Working with and for the Northern Uganda Medical Mission (NUMEM) and MGY has revealed some of the purest examples of humility. Those who work for these organizations show great humility (also just basic humanity) by traveling to teach, not because they know better, but as a partner to the community wherein they join to work towards better health services for people who have minimal access.

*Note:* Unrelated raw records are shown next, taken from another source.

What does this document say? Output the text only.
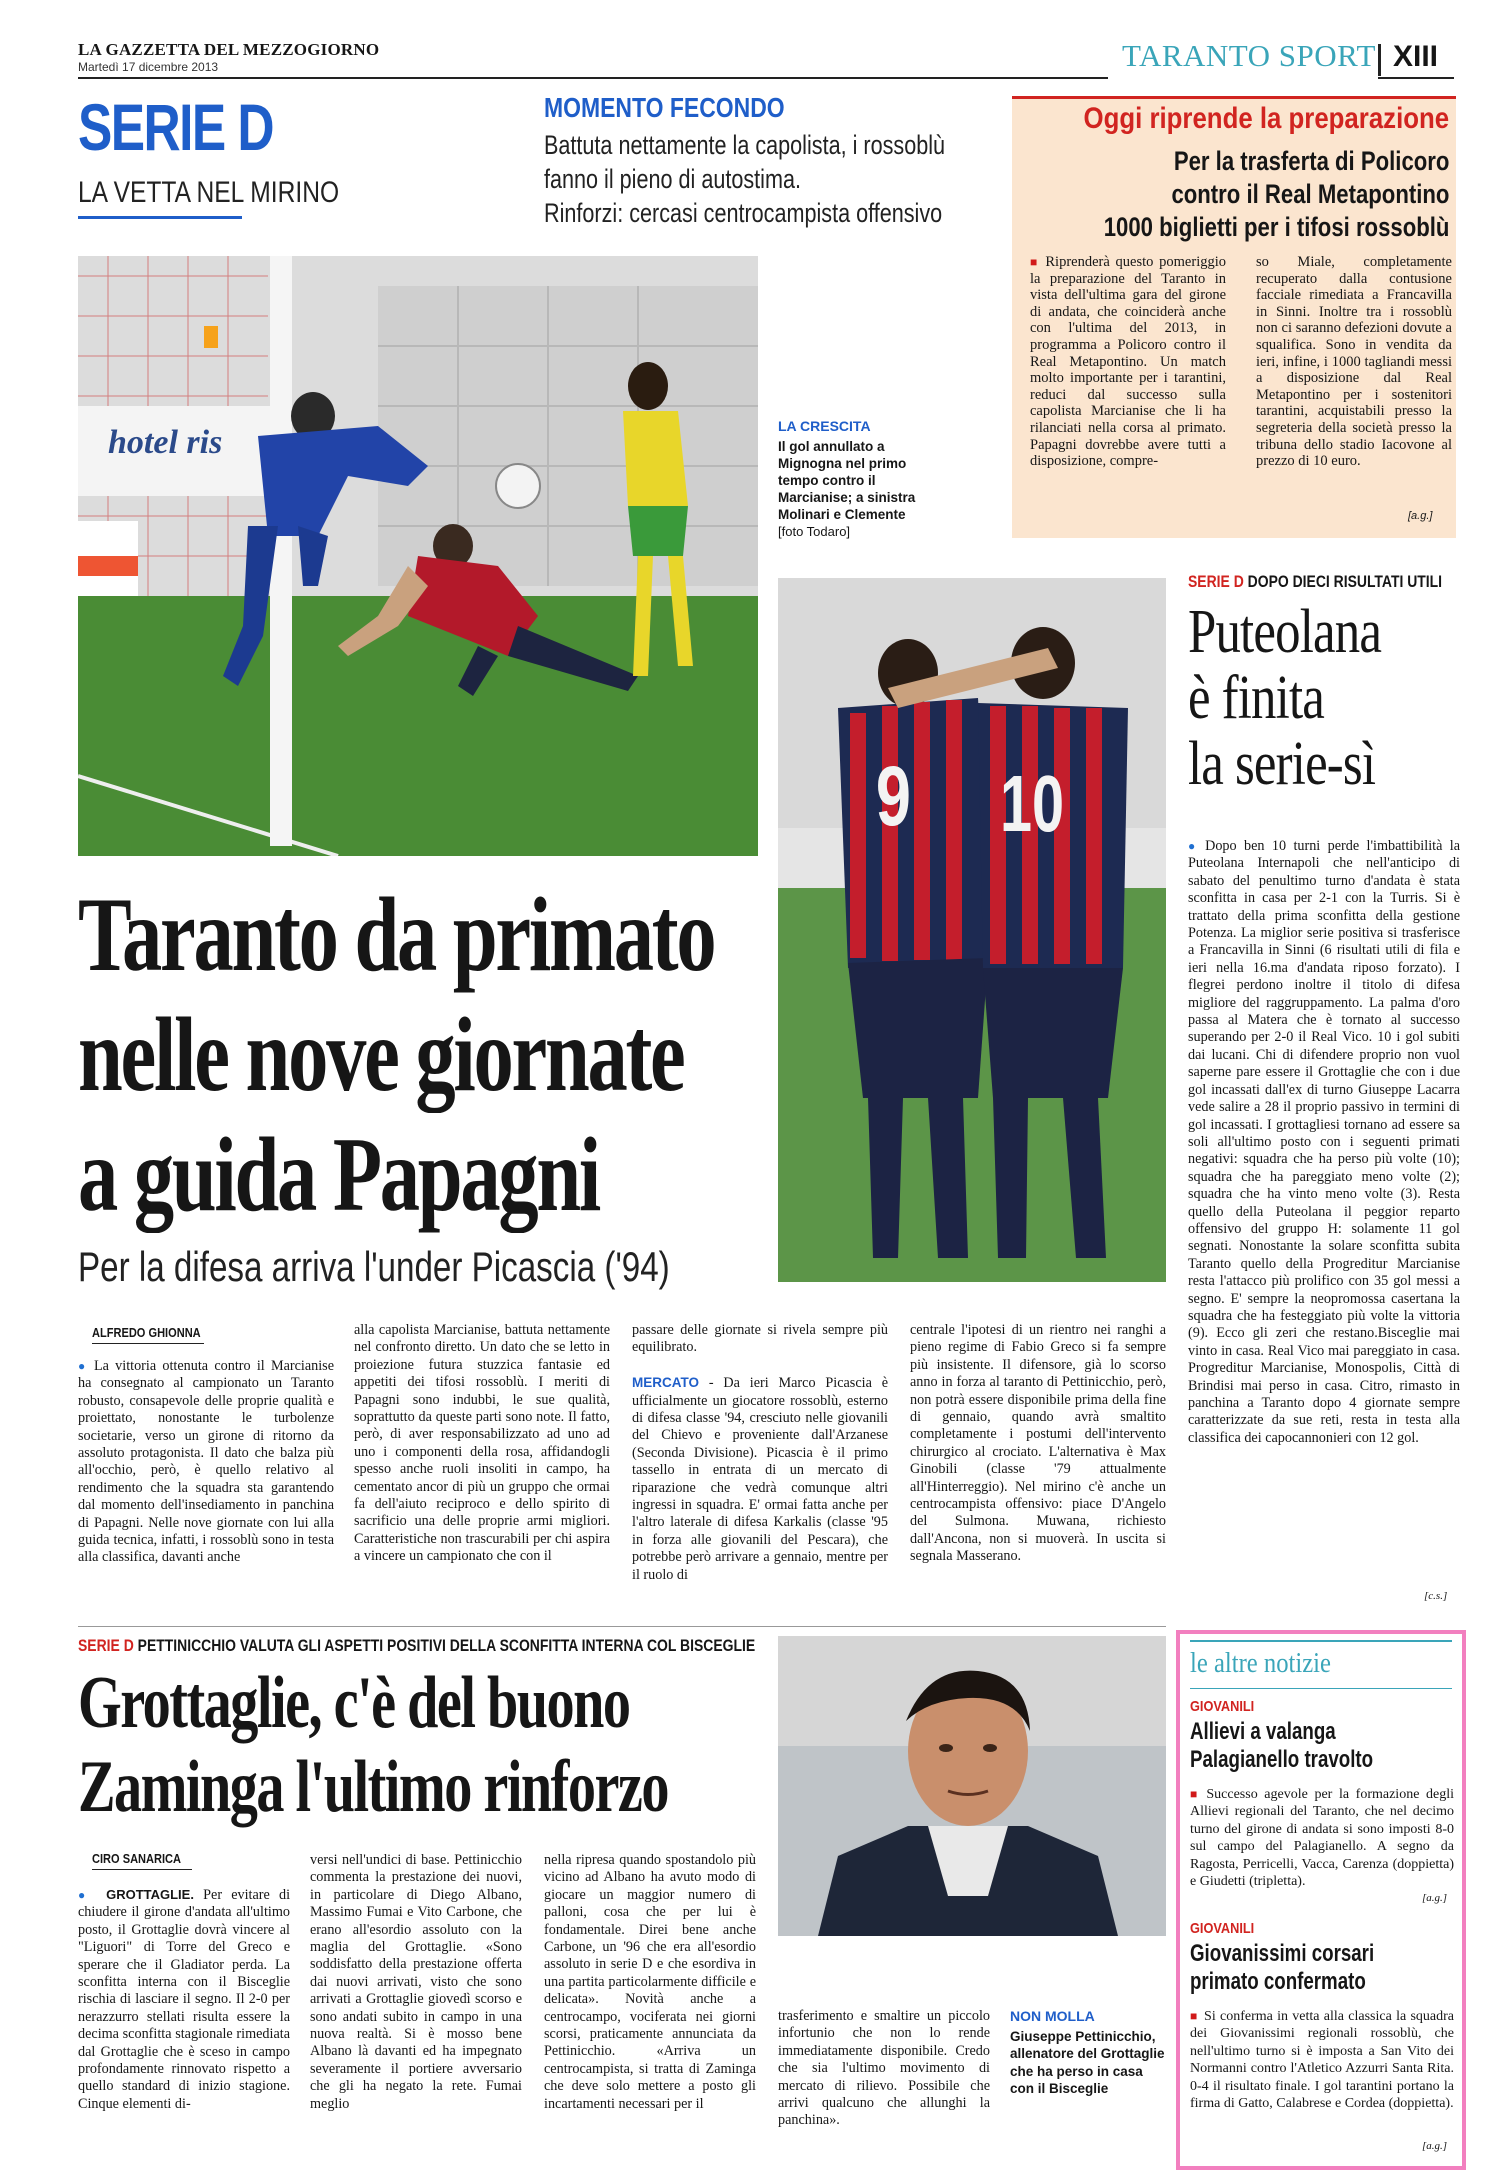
LA GAZZETTA DEL MEZZOGIORNO
Martedì 17 dicembre 2013	TARANTO SPORT XIII
SERIE D
LA VETTA NEL MIRINO
MOMENTO FECONDO
Battuta nettamente la capolista, i rossoblù
fanno il pieno di autostima.
Rinforzi: cercasi centrocampista offensivo
Oggi riprende la preparazione
Per la trasferta di Policoro
contro il Real Metapontino
1000 biglietti per i tifosi rossoblù
■ Riprenderà questo pomeriggio la preparazione del Taranto in vista dell'ultima gara del girone di andata, che coinciderà anche con l'ultima del 2013, in programma a Policoro contro il Real Metapontino. Un match molto importante per i tarantini, reduci dal successo sulla capolista Marcianise che li ha rilanciati nella corsa al primato. Papagni dovrebbe avere tutti a disposizione, compre-
so Miale, completamente recuperato dalla contusione facciale rimediata a Francavilla in Sinni. Inoltre tra i rossoblù non ci saranno defezioni dovute a squalifica. Sono in vendita da ieri, infine, i 1000 tagliandi messi a disposizione dal Real Metapontino per i sostenitori tarantini, acquistabili presso la segreteria della società presso la tribuna dello stadio Iacovone al prezzo di 10 euro.
[a.g.]
hotel ris	LA CRESCITA
Il gol annullato a Mignogna nel primo tempo contro il Marcianise; a sinistra Molinari e Clemente
[foto Todaro]
9 10
Taranto da primato
nelle nove giornate
a guida Papagni
Per la difesa arriva l'under Picascia ('94)
ALFREDO GHIONNA
● La vittoria ottenuta contro il Marcianise ha consegnato al campionato un Taranto robusto, consapevole delle proprie qualità e proiettato, nonostante le turbolenze societarie, verso un girone di ritorno da assoluto protagonista. Il dato che balza più all'occhio, però, è quello relativo al rendimento che la squadra sta garantendo dal momento dell'insediamento in panchina di Papagni. Nelle nove giornate con lui alla guida tecnica, infatti, i rossoblù sono in testa alla classifica, davanti anche
alla capolista Marcianise, battuta nettamente nel confronto diretto. Un dato che se letto in proiezione futura stuzzica fantasie ed appetiti dei tifosi rossoblù. I meriti di Papagni sono indubbi, le sue qualità, soprattutto da queste parti sono note. Il fatto, però, di aver responsabilizzato ad uno ad uno i componenti della rosa, affidandogli spesso anche ruoli insoliti in campo, ha cementato ancor di più un gruppo che ormai fa dell'aiuto reciproco e dello spirito di sacrificio una delle proprie armi migliori. Caratteristiche non trascurabili per chi aspira a vincere un campionato che con il
passare delle giornate si rivela sempre più equilibrato.

MERCATO - Da ieri Marco Picascia è ufficialmente un giocatore rossoblù, esterno di difesa classe '94, cresciuto nelle giovanili del Chievo e proveniente dall'Arzanese (Seconda Divisione). Picascia è il primo tassello in entrata di un mercato di riparazione che vedrà comunque altri ingressi in squadra. E' ormai fatta anche per l'altro laterale di difesa Karkalis (classe '95 in forza alle giovanili del Pescara), che potrebbe però arrivare a gennaio, mentre per il ruolo di
centrale l'ipotesi di un rientro nei ranghi a pieno regime di Fabio Greco si fa sempre più insistente. Il difensore, già lo scorso anno in forza al taranto di Pettinicchio, però, non potrà essere disponibile prima della fine di gennaio, quando avrà smaltito completamente i postumi dell'intervento chirurgico al crociato. L'alternativa è Max Ginobili (classe '79 attualmente all'Hinterreggio). Nel mirino c'è anche un centrocampista offensivo: piace D'Angelo del Sulmona. Muwana, richiesto dall'Ancona, non si muoverà. In uscita si segnala Masserano.
SERIE D DOPO DIECI RISULTATI UTILI
Puteolana
è finita
la serie-sì
● Dopo ben 10 turni perde l'imbattibilità la Puteolana Internapoli che nell'anticipo di sabato del penultimo turno d'andata è stata sconfitta in casa per 2-1 con la Turris. Si è trattato della prima sconfitta della gestione Potenza. La miglior serie positiva si trasferisce a Francavilla in Sinni (6 risultati utili di fila e ieri nella 16.ma d'andata riposo forzato). I flegrei perdono inoltre il titolo di difesa migliore del raggruppamento. La palma d'oro passa al Matera che è tornato al successo superando per 2-0 il Real Vico. 10 i gol subiti dai lucani. Chi di difendere proprio non vuol saperne pare essere il Grottaglie che con i due gol incassati dall'ex di turno Giuseppe Lacarra vede salire a 28 il proprio passivo in termini di gol incassati. I grottagliesi tornano ad essere sa soli all'ultimo posto con i seguenti primati negativi: squadra che ha perso più volte (10); squadra che ha pareggiato meno volte (2); squadra che ha vinto meno volte (3). Resta quello della Puteolana il peggior reparto offensivo del gruppo H: solamente 11 gol segnati. Nonostante la solare sconfitta subita Taranto quello della Progreditur Marcianise resta l'attacco più prolifico con 35 gol messi a segno. E' sempre la neopromossa casertana la squadra che ha festeggiato più volte la vittoria (9). Ecco gli zeri che restano.Bisceglie mai vinto in casa. Real Vico mai pareggiato in casa. Progreditur Marcianise, Monospolis, Città di Brindisi mai perso in casa. Citro, rimasto in panchina a Taranto dopo 4 giornate sempre caratterizzate da sue reti, resta in testa alla classifica dei capocannonieri con 12 gol.
[c.s.]
SERIE D PETTINICCHIO VALUTA GLI ASPETTI POSITIVI DELLA SCONFITTA INTERNA COL BISCEGLIE
Grottaglie, c'è del buono
Zaminga l'ultimo rinforzo
CIRO SANARICA
● GROTTAGLIE. Per evitare di chiudere il girone d'andata all'ultimo posto, il Grottaglie dovrà vincere al "Liguori" di Torre del Greco e sperare che il Gladiator perda. La sconfitta interna con il Bisceglie rischia di lasciare il segno. Il 2-0 per nerazzurro stellati risulta essere la decima sconfitta stagionale rimediata dal Grottaglie che è sceso in campo profondamente rinnovato rispetto a quello standard di inizio stagione. Cinque elementi di-
versi nell'undici di base. Pettinicchio commenta la prestazione dei nuovi, in particolare di Diego Albano, Massimo Fumai e Vito Carbone, che erano all'esordio assoluto con la maglia del Grottaglie. «Sono soddisfatto della prestazione offerta dai nuovi arrivati, visto che sono arrivati a Grottaglie giovedì scorso e sono andati subito in campo in una nuova realtà. Si è mosso bene Albano là davanti ed ha impegnato severamente il portiere avversario che gli ha negato la rete. Fumai meglio
nella ripresa quando spostandolo più vicino ad Albano ha avuto modo di giocare un maggior numero di palloni, cosa che per lui è fondamentale. Direi bene anche Carbone, un '96 che era all'esordio assoluto in serie D e che esordiva in una partita particolarmente difficile e delicata». Novità anche a centrocampo, vociferata nei giorni scorsi, praticamente annunciata da Pettinicchio. «Arriva un centrocampista, si tratta di Zaminga che deve solo mettere a posto gli incartamenti necessari per il
trasferimento e smaltire un piccolo infortunio che non lo rende immediatamente disponibile. Credo che sia l'ultimo movimento di mercato di rilievo. Possibile che arrivi qualcuno che allunghi la panchina».
NON MOLLA
Giuseppe Pettinicchio, allenatore del Grottaglie che ha perso in casa con il Bisceglie
le altre notizie
GIOVANILI
Allievi a valanga
Palagianello travolto
■ Successo agevole per la formazione degli Allievi regionali del Taranto, che nel decimo turno del girone di andata si sono imposti 8-0 sul campo del Palagianello. A segno da Ragosta, Perricelli, Vacca, Carenza (doppietta) e Giudetti (tripletta).
[a.g.]
GIOVANILI
Giovanissimi corsari
primato confermato
■ Si conferma in vetta alla classica la squadra dei Giovanissimi regionali rossoblù, che nell'ultimo turno si è imposta a San Vito dei Normanni contro l'Atletico Azzurri Santa Rita. 0-4 il risultato finale. I gol tarantini portano la firma di Gatto, Calabrese e Cordea (doppietta).
[a.g.]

Our training started on a Tuesday and ended that Friday. For four days we traveled to a health clinic an hour away, often having to take two trips to fit everyone in. It was amazing to watch the learning curve of the VHTs in 4 days. In the beginning they didn’t know what vital signs were, let alone how to take them. By the end you could over hear VHTs making fun of each other using pulse and blood pressure as the punch lines. In the end they not only knew how to take vital signs, but what are the warning signs of dehydration, characteristics of infant diseases, how to control a hemorrhage, to assess an emergency situation, how to stabilize a patient in case of snake bite, and even forms of osteopathic medicine. The transformation was incredible and inspiring. Each of the 25 VHTs wanted to soak up every bit of information they could.

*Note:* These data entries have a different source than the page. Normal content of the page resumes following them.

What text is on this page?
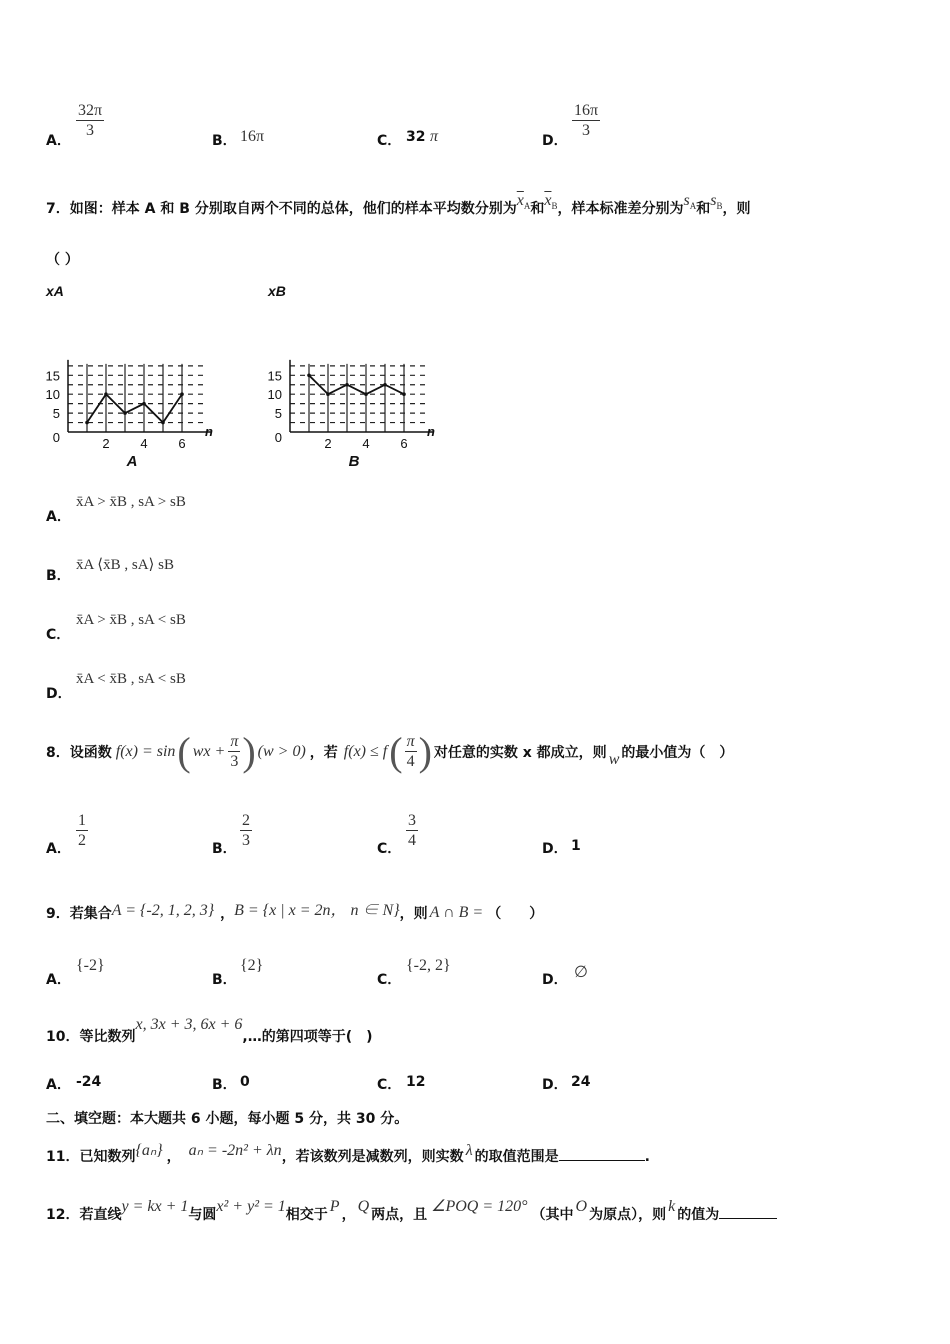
A．
$\frac{32\pi}{3}$
B． 16π	C． 32 π	D．
$\frac{16\pi}{3}$
7．如图：样本 A 和 B 分别取自两个不同的总体，他们的样本平均数分别为$\overline{x}_A$和$\overline{x}_B$，样本标准差分别为$s_A$和$s_B$，则
（ ）
xA
n
0
5
10
15
2 4 6
A
xB
n
0
5
10
15
2 4 6
B
A．
x̄A > x̄B , sA > sB
B．
x̄A ⟨x̄B , sA⟩ sB
C．
x̄A > x̄B , sA < sB
D．
x̄A < x̄B , sA < sB
8．设函数 f(x) = sin ( wx + $\frac{\pi}{3}$ ) (w > 0) ，若 f(x) ≤ f ( $\frac{\pi}{4}$ ) 对任意的实数 x 都成立，则 w 的最小值为（　）
A． $\frac{1}{2}$	B． $\frac{2}{3}$	C． $\frac{3}{4}$	D． 1
9．若集合A = {-2, 1, 2, 3} ，B = {x | x = 2n， n ∈ N}，则 A ∩ B = （　　）
A．
{-2}
B．
{2}
C．
{-2, 2}
D． ∅
10．等比数列x, 3x + 3, 6x + 6,…的第四项等于(　)
A． -24	B． 0	C． 12	D． 24
二、填空题：本大题共 6 小题，每小题 5 分，共 30 分。
11．已知数列{aₙ} ， aₙ = -2n² + λn，若该数列是减数列，则实数 λ 的取值范围是	.
12．若直线y = kx + 1与圆x² + y² = 1相交于 P ， Q 两点，且 ∠POQ = 120° （其中 O 为原点），则 k 的值为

This training definitely made me realize the privilege we have in the “developed” world. Teaching anyone how to take temperature, let alone a medical worker, is unnecessary in most of the United States because everyone knows how to do that by the time they are 5 years old. Every household has a thermometer and everyone know how to take someone’s pulse. Yet, here, this is all completely new information! The VHTs are the frontline to healthcare in their villages and they don’t even go through a basic medical training. The government implemented this VHT program where every village or sub-district elects a Village Heath Team, and yet that is all that is required. An election. Then they are expected to be able to help and treat their community. It is unfair to them and to their community. Many complained that community members got easily irritated with them because of their lack of knowledge and medical resources. No wonder, the community members are told that they have medical professionals around them to take care of them, but these people are not equipped with the knowledge or materials to help.

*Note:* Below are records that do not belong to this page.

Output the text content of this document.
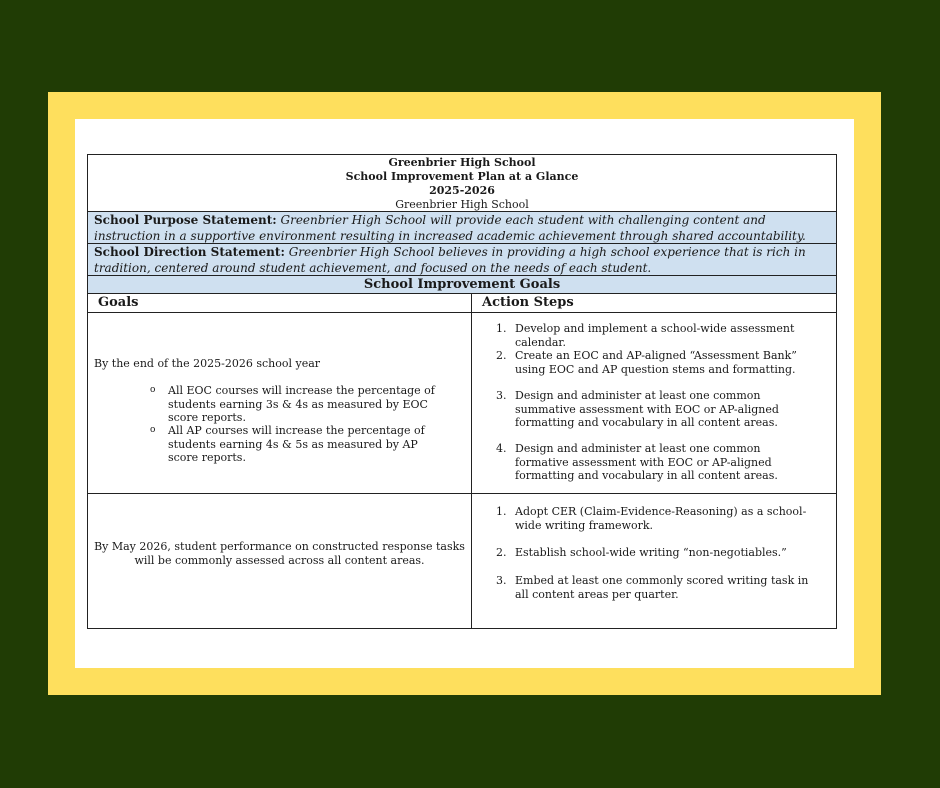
Greenbrier High School
School Improvement Plan at a Glance
2025-2026
Greenbrier High School
School Purpose Statement: Greenbrier High School will provide each student with challenging content and instruction in a supportive environment resulting in increased academic achievement through shared accountability.
School Direction Statement: Greenbrier High School believes in providing a high school experience that is rich in tradition, centered around student achievement, and focused on the needs of each student.
School Improvement Goals
Goals	Action Steps
By the end of the 2025-2026 school year
o All EOC courses will increase the percentage of students earning 3s & 4s as measured by EOC score reports.
o All AP courses will increase the percentage of students earning 4s & 5s as measured by AP score reports.
1. Develop and implement a school-wide assessment calendar.
2. Create an EOC and AP-aligned “Assessment Bank” using EOC and AP question stems and formatting.
3. Design and administer at least one common summative assessment with EOC or AP-aligned formatting and vocabulary in all content areas.
4. Design and administer at least one common formative assessment with EOC or AP-aligned formatting and vocabulary in all content areas.
By May 2026, student performance on constructed response tasks will be commonly assessed across all content areas.
1. Adopt CER (Claim-Evidence-Reasoning) as a school-wide writing framework.
2. Establish school-wide writing “non-negotiables.”
3. Embed at least one commonly scored writing task in all content areas per quarter.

MGY started doing these trainings in Peru, and when they heard of NUMEM, they decided to try implement a program here, in Pader, as well. I think they were surprised how much they were needed here. That with such a dense population (in comparison to where they work in Peru) they is such a lack of basic medical emergency knowledge. MGY raised enough money to provide the VHTs with more than information, but materials to help them provide better health services to their communities. Each VHT was given a stethoscope, thermometer, blood pressure cuff, latex gloves, gauze, paracetamol (a pain reliever), hydrogen peroxide, bandage tape, alcohol swabs, scissors, and oral rehydration salts. All these materials were put into their new weather proof bags to go along with their official VHT shirt. They were all quite chuffed that they now had actual VHT gear, none of it mandatory, but definitely embraced.
It’s also amazing to think that the training is not over. All of the videos and tutorials from the training are available on tablets that will be available to the VHTs to refresh their memories about what they learned during the training. These tablets will also be the basis for a new record system to keep track of patients. Additionally, Nalini and I traveled out to the VHT communities to informed the communities of their VHT’s new capabilities and also hear from the communities as to what they want the VHTs to be further trained in. Then 6 months from now the MGY team will return and do another training with more VHTs. And they will keep coming back every 6 months for an indefinite number of years, basically until the VHTs can sustain the trainings by training within the VHT program. Essentially, once VHTs train VHTs then MGY will turn its attention somewhere else. Their goal is a self-sustaining program. It will be incredible to see the change in community health over the next couple years in and around Pader.